As a patient, one does not know who will read their film. IMHO we as an industry should aim not at beating 99.999% of radiologists. We should merely make products which consistently perform not worse than an average radiologist at a particular institution. It is always thrilling to outperform humans with your software, but at the end patient outcomes are what matters. Those are about consistent performance over a long period of time.

Demonstrating this consistent performance is the challenging part, but it is possible to prove it through sufficiently careful and lengthy prospective trials. That’s what we are focusing on, and I would love to see the other players in the industry do the same.

2 comments

Is ML result considered as a first/second opinion, or as just 'a quick check' for reference only?

I believe that ML should not be taken in lieu of human opinion. The consensus, be it medical or legal, has to be explicitly human with all the responsibility attached.
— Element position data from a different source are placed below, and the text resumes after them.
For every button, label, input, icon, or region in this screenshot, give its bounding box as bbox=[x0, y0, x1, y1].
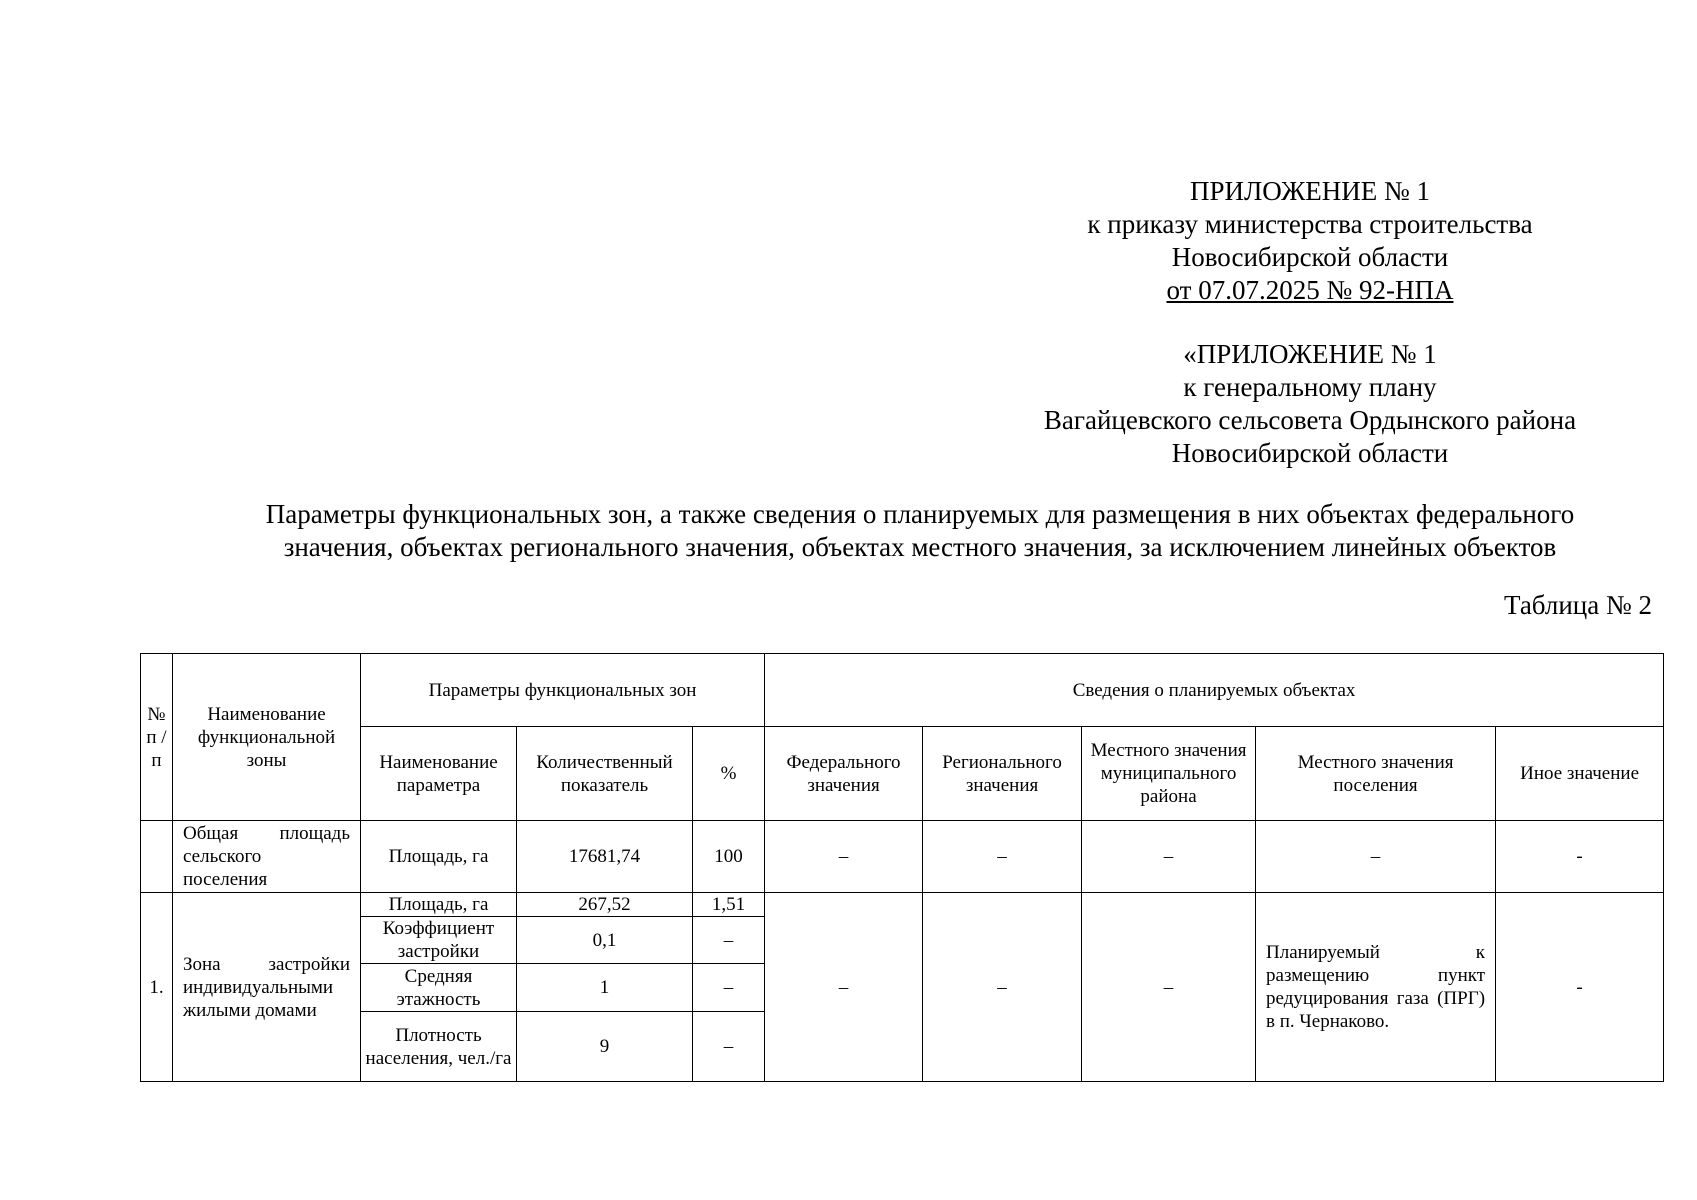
local-settlement-cell: Планируемый к размещению пункт редуцирования газа (ПРГ) в п. Чернаково. bbox=[1256, 893, 1496, 1082]
param-cell: Плотность населения, чел./га bbox=[361, 1012, 517, 1082]
plan-header-line: к генеральному плану bbox=[1183, 372, 1437, 402]
zone-name-cell: Зона застройки индивидуальными жилыми домами bbox=[173, 893, 361, 1082]
plan-header bbox=[1000, 338, 1620, 470]
functional-zones-table bbox=[140, 653, 1664, 1082]
appendix-header-line: Новосибирской области bbox=[1171, 242, 1449, 272]
percent-cell: – bbox=[693, 917, 765, 964]
header-percent: % bbox=[693, 727, 765, 821]
appendix-header bbox=[1000, 175, 1620, 307]
plan-header-line: «ПРИЛОЖЕНИЕ № 1 bbox=[1183, 339, 1437, 369]
other-cell: - bbox=[1496, 821, 1664, 893]
federal-cell: – bbox=[765, 821, 923, 893]
param-cell: Площадь, га bbox=[361, 893, 517, 917]
plan-header-line: Вагайцевского сельсовета Ордынского района bbox=[1043, 405, 1577, 435]
row-num: 1. bbox=[141, 893, 173, 1082]
table-row bbox=[141, 821, 1664, 893]
value-cell: 9 bbox=[517, 1012, 693, 1082]
row-num bbox=[141, 821, 173, 893]
table-row bbox=[141, 893, 1664, 917]
header-other: Иное значение bbox=[1496, 727, 1664, 821]
plan-header-line: Новосибирской области bbox=[1171, 438, 1449, 468]
document-title-line: Параметры функциональных зон, а также сведения о планируемых для размещения в них объектах федерального bbox=[265, 499, 1575, 529]
appendix-header-line: ПРИЛОЖЕНИЕ № 1 bbox=[1189, 176, 1431, 206]
param-cell: Площадь, га bbox=[361, 821, 517, 893]
document-title bbox=[160, 498, 1680, 564]
value-cell: 1 bbox=[517, 964, 693, 1012]
order-date-number: от 07.07.2025 № 92-НПА bbox=[1166, 275, 1454, 305]
header-quantity: Количественный показатель bbox=[517, 727, 693, 821]
header-row-1 bbox=[141, 654, 1664, 727]
header-local-district: Местного значения муниципального района bbox=[1082, 727, 1256, 821]
header-zone-name: Наименование функциональной зоны bbox=[173, 654, 361, 821]
other-cell: - bbox=[1496, 893, 1664, 1082]
percent-cell: – bbox=[693, 1012, 765, 1082]
header-row-2 bbox=[141, 727, 1664, 821]
document-title-line: значения, объектах регионального значения, объектах местного значения, за исключением линейных объектов bbox=[283, 532, 1557, 562]
appendix-header-line: к приказу министерства строительства bbox=[1087, 209, 1533, 239]
percent-cell: 100 bbox=[693, 821, 765, 893]
param-cell: Средняя этажность bbox=[361, 964, 517, 1012]
percent-cell: 1,51 bbox=[693, 893, 765, 917]
federal-cell: – bbox=[765, 893, 923, 1082]
value-cell: 0,1 bbox=[517, 917, 693, 964]
table-label: Таблица № 2 bbox=[1504, 590, 1652, 620]
zone-name-cell: Общая площадь сельского поселения bbox=[173, 821, 361, 893]
local-district-cell: – bbox=[1082, 893, 1256, 1082]
percent-cell: – bbox=[693, 964, 765, 1012]
regional-cell: – bbox=[923, 893, 1082, 1082]
header-federal: Федерального значения bbox=[765, 727, 923, 821]
header-planned-objects: Сведения о планируемых объектах bbox=[765, 654, 1664, 727]
value-cell: 17681,74 bbox=[517, 821, 693, 893]
regional-cell: – bbox=[923, 821, 1082, 893]
param-cell: Коэффициент застройки bbox=[361, 917, 517, 964]
local-settlement-cell: – bbox=[1256, 821, 1496, 893]
value-cell: 267,52 bbox=[517, 893, 693, 917]
header-zone-params: Параметры функциональных зон bbox=[361, 654, 765, 727]
appendix-header-date bbox=[1000, 274, 1620, 307]
header-param-name: Наименование параметра bbox=[361, 727, 517, 821]
local-district-cell: – bbox=[1082, 821, 1256, 893]
header-regional: Регионального значения bbox=[923, 727, 1082, 821]
header-num: № п / п bbox=[141, 654, 173, 821]
header-local-settlement: Местного значения поселения bbox=[1256, 727, 1496, 821]
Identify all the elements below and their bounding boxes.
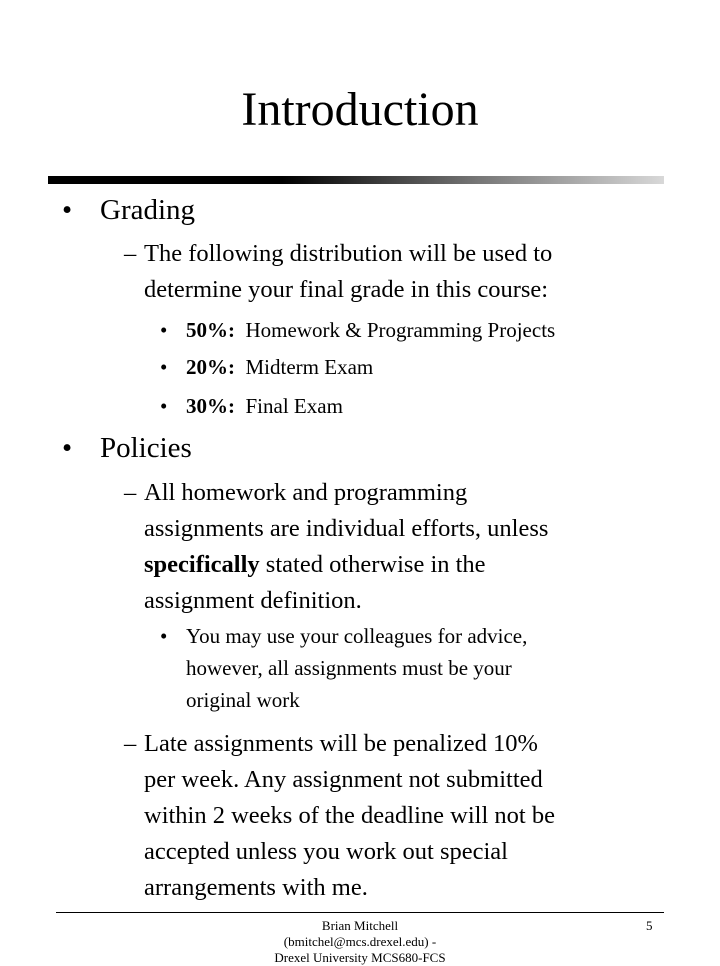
dash-marker: –	[124, 730, 137, 757]
policies-heading: Policies	[100, 432, 192, 464]
policy-text-part: stated otherwise in the assignment definition.	[144, 551, 486, 614]
bullet-dot: •	[160, 394, 168, 418]
grading-intro-text: The following distribution will be used to determine your final grade in this course:	[144, 240, 553, 303]
footer-author: Brian Mitchell (bmitchel@mcs.drexel.edu) - Drexel University MCS680-FCS	[274, 918, 446, 965]
grade-item-text	[186, 390, 686, 422]
bullet-dot: •	[160, 355, 168, 379]
grade-percent: 50%:	[186, 318, 235, 342]
bullet-dot: •	[160, 624, 168, 648]
grade-item-text	[186, 351, 686, 383]
grade-item-text	[186, 314, 686, 346]
dash-marker: –	[124, 479, 137, 506]
policy-text-part: All homework and programming assignments are individual efforts, unless	[144, 479, 549, 542]
dash-marker: –	[124, 240, 137, 267]
title-underline-rule	[48, 176, 664, 184]
bullet-dot: •	[62, 194, 73, 226]
grade-label: Midterm Exam	[245, 355, 374, 379]
policy-text	[144, 475, 664, 619]
grade-label: Homework & Programming Projects	[245, 318, 556, 342]
grade-percent: 30%:	[186, 394, 235, 418]
grade-label: Final Exam	[245, 394, 343, 418]
policy-text: Late assignments will be penalized 10% per week. Any assignment not submitted within 2 weeks of the deadline will not be accepted unless you work out special arrangements with me.	[144, 730, 555, 901]
bullet-dot: •	[160, 318, 168, 342]
slide-title: Introduction	[241, 83, 479, 136]
policy-emphasis: specifically	[144, 551, 260, 578]
grade-percent: 20%:	[186, 355, 235, 379]
bullet-dot: •	[62, 432, 73, 464]
footer-rule	[56, 912, 664, 913]
page-number: 5	[646, 918, 653, 933]
policy-subitem-text: You may use your colleagues for advice, however, all assignments must be your original work	[186, 624, 528, 712]
grading-heading: Grading	[100, 194, 196, 226]
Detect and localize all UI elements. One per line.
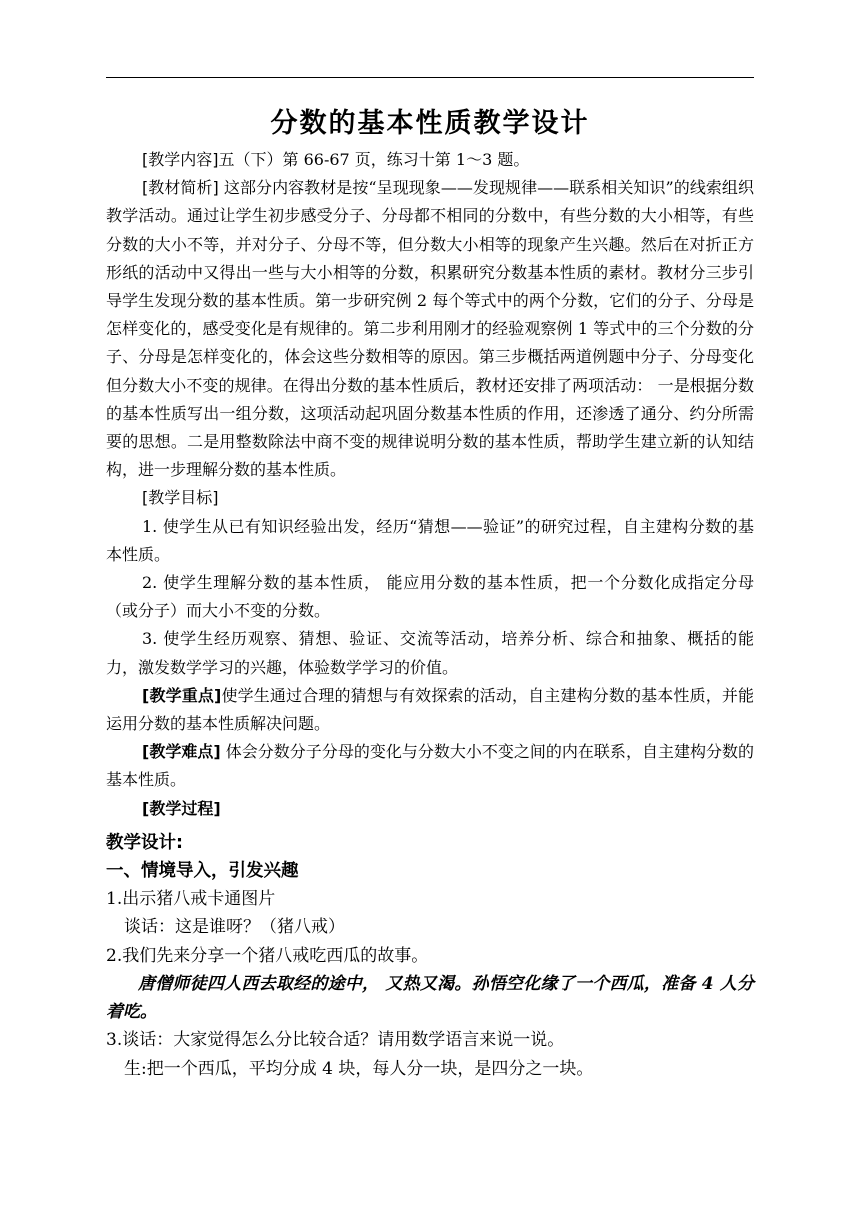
material-analysis-tag: [教材简析] <box>142 178 219 198</box>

Shifting the responsibility for the misses onto a faceless ML is only eroding trust in the professional opinions and cementing the biases.

I fully agree that treatment should be prescribed by a human doctor who can explain and answer questions. However, I would not agree that each of the data inputs to the treatment decision should be generated manually. That is already not the case.
This is the same argument that is often put forward in relation to accident rates for self driving vehicles. ML only needs to outperform humans.

The problem with this argument is it glosses over that fact that in the tail, where the ML is making a wrong decision, sometimes a catastrophic one, the behaviour of the ML algorithm is not well understood. How can we deploy something in such safety critical applications that we do not fully understand?

Excellent point. That is what the lengthy prospective study phase as well as periodic auditing after deployment are for.

Please also note that there are several important differences as compared to the automotive industry. First, one could argue that the task at hand is trivial as compared to the self driving car. We are operating in a heavily constrained setting with much better understood data inputs and a hundred-year history of medical professionals trying to classify and systematize them. Moreover, our task is not time-critical. It sometimes takes more than a week for such an image to be reported on.